Hi, I’m having troubles with the Bulk Loader. In particular during the REDUCE phase. Simply can’t get it to perform.
The machine averages about 10% CPU load and 10 MB/s disk IO. That’s a machine with 48 processors and NVMe SSD:s in a raid configuration. The machine is not the limit. Just can’t get the Bulk Loader to make use of it. What could be holding it back?
Have tried many different combinations of --map_shards
, --reduce_shards
, --reducers
& --badger.compression
. Essentially those settings makes no (speed) difference. Is there some other magic switch?
The current tests I’m working on I have 100 rdf.gz
files little more than 800MB each. (This represents about 5% of the total dataset.)
The MAP phase takes about 2h but seems to scale well with the number of available cores and the --num_go_routines
setting. A bigger machine should help here.

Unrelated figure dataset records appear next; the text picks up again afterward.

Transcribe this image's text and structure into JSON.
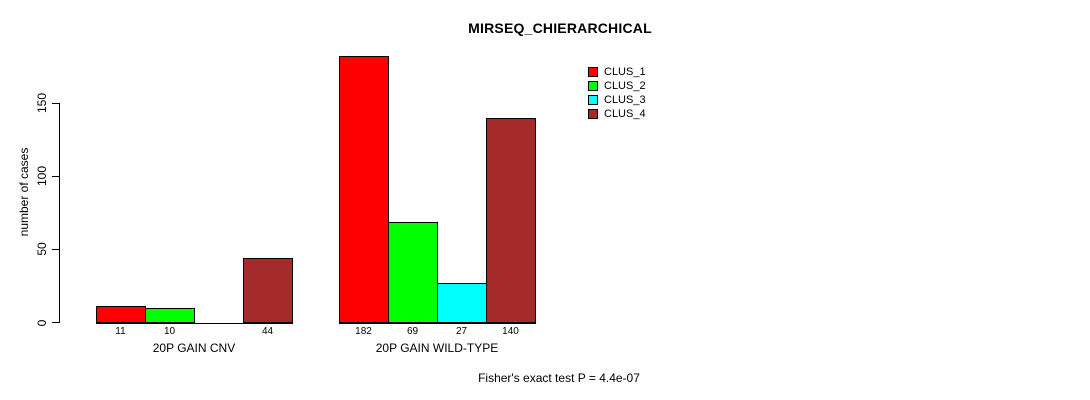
{
  "chart_data": {
    "type": "bar",
    "title": "MIRSEQ_CHIERARCHICAL",
    "ylabel": "number of cases",
    "yticks": [
      0,
      50,
      100,
      150
    ],
    "ylim": [
      0,
      190
    ],
    "grid": false,
    "legend_position": "top-right",
    "categories": [
      "20P GAIN CNV",
      "20P GAIN WILD-TYPE"
    ],
    "legend": [
      "CLUS_1",
      "CLUS_2",
      "CLUS_3",
      "CLUS_4"
    ],
    "colors": [
      "#ff0000",
      "#00ff00",
      "#00ffff",
      "#a52a2a"
    ],
    "series": [
      {
        "name": "CLUS_1",
        "values": [
          11,
          182
        ]
      },
      {
        "name": "CLUS_2",
        "values": [
          10,
          69
        ]
      },
      {
        "name": "CLUS_3",
        "values": [
          0,
          27
        ]
      },
      {
        "name": "CLUS_4",
        "values": [
          44,
          140
        ]
      }
    ],
    "bar_labels": [
      [
        "11",
        "10",
        "",
        "44"
      ],
      [
        "182",
        "69",
        "27",
        "140"
      ]
    ],
    "annotation": "Fisher's exact test P = 4.4e-07"
  }
}
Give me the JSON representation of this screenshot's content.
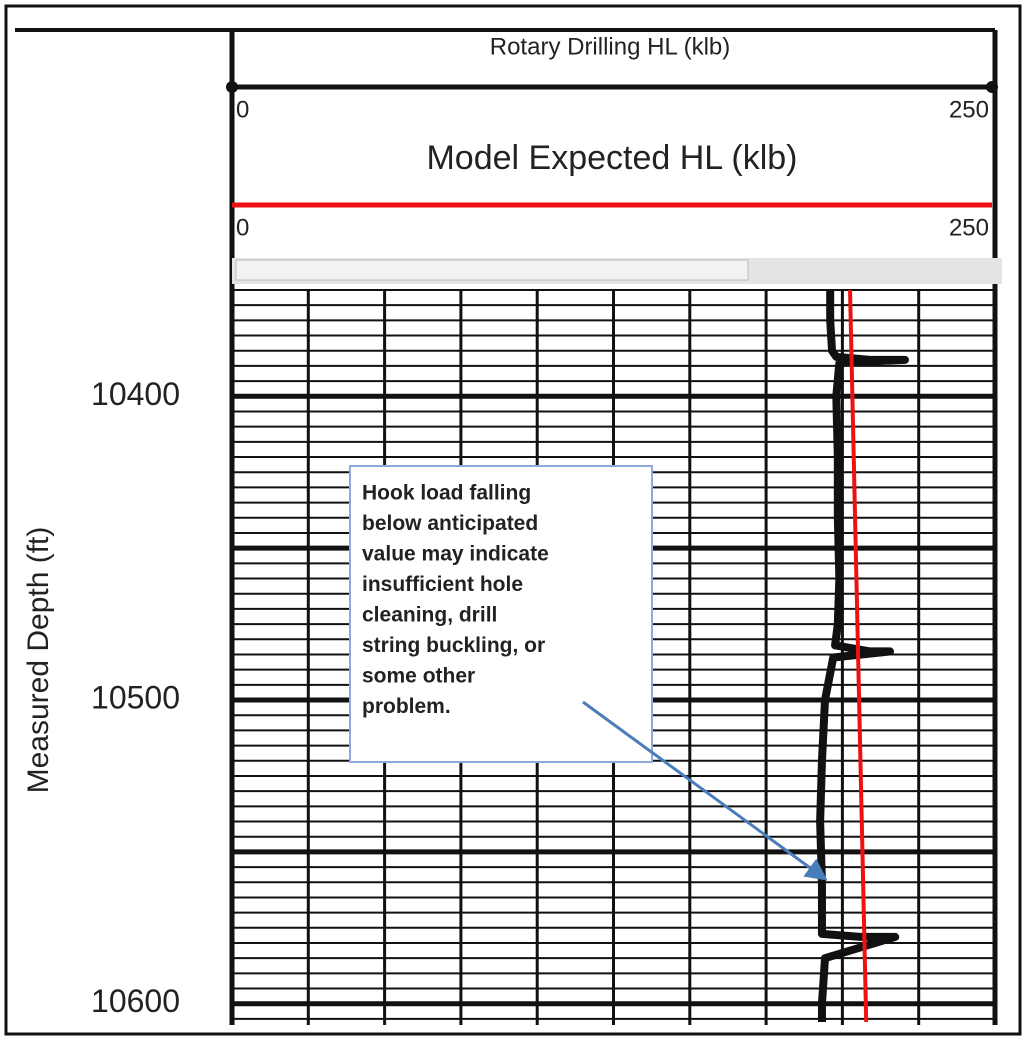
{
  "chart_data": {
    "type": "log-track",
    "ylabel": "Measured Depth (ft)",
    "ylim": [
      10365,
      10607
    ],
    "yticks": [
      10400,
      10500,
      10600
    ],
    "ygrid": [
      10365,
      10370,
      10375,
      10380,
      10385,
      10390,
      10395,
      10400,
      10405,
      10410,
      10415,
      10420,
      10425,
      10430,
      10435,
      10440,
      10445,
      10450,
      10455,
      10460,
      10465,
      10470,
      10475,
      10480,
      10485,
      10490,
      10495,
      10500,
      10505,
      10510,
      10515,
      10520,
      10525,
      10530,
      10535,
      10540,
      10545,
      10550,
      10555,
      10560,
      10565,
      10570,
      10575,
      10580,
      10585,
      10590,
      10595,
      10600,
      10605
    ],
    "xlim": [
      0,
      250
    ],
    "xticks": [
      0,
      250
    ],
    "xgrid": [
      0,
      25,
      50,
      75,
      100,
      125,
      150,
      175,
      200,
      225,
      250
    ],
    "grid": true,
    "series": [
      {
        "name": "Rotary Drilling HL (klb)",
        "color": "#111111",
        "x": [
          196,
          196,
          196.6,
          198,
          209,
          214,
          220.5,
          199,
          198,
          198.5,
          198.5,
          199,
          198.5,
          197.6,
          209,
          215.6,
          197,
          194.3,
          193.3,
          192.7,
          193.3,
          193.3,
          205.8,
          212.3,
          217.3,
          194.3,
          193.3,
          193.3
        ],
        "y": [
          10365,
          10375,
          10385,
          10387,
          10388,
          10388,
          10388,
          10389,
          10400,
          10420,
          10440,
          10460,
          10475,
          10482,
          10484,
          10484,
          10486,
          10500,
          10520,
          10540,
          10560,
          10577,
          10578,
          10578,
          10578,
          10585,
          10600,
          10606
        ]
      },
      {
        "name": "Model Expected HL (klb)",
        "color": "#ee1111",
        "x": [
          202.5,
          207.8
        ],
        "y": [
          10365,
          10606
        ]
      }
    ],
    "annotation": {
      "lines": [
        "Hook load falling",
        "below anticipated",
        "value may indicate",
        "insufficient hole",
        "cleaning, drill",
        "string buckling, or",
        "some other",
        "problem."
      ]
    }
  }
}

The REDUCE phase takes 6-7h and I’m not able to do anything about this.
/Anders
Dgraph version : v20.11.1
Dgraph codename : tchalla-1
Dgraph SHA-256 : cefdcc880c0607a92a1d8d3ba0beb015459ebe216e79fdad613eb0d00d09f134
Commit SHA-1 : 7153d13fe
Commit timestamp : 2021-01-28 15:59:35 +0530
Branch : HEAD
Go version : go1.15.5
jemalloc enabled : true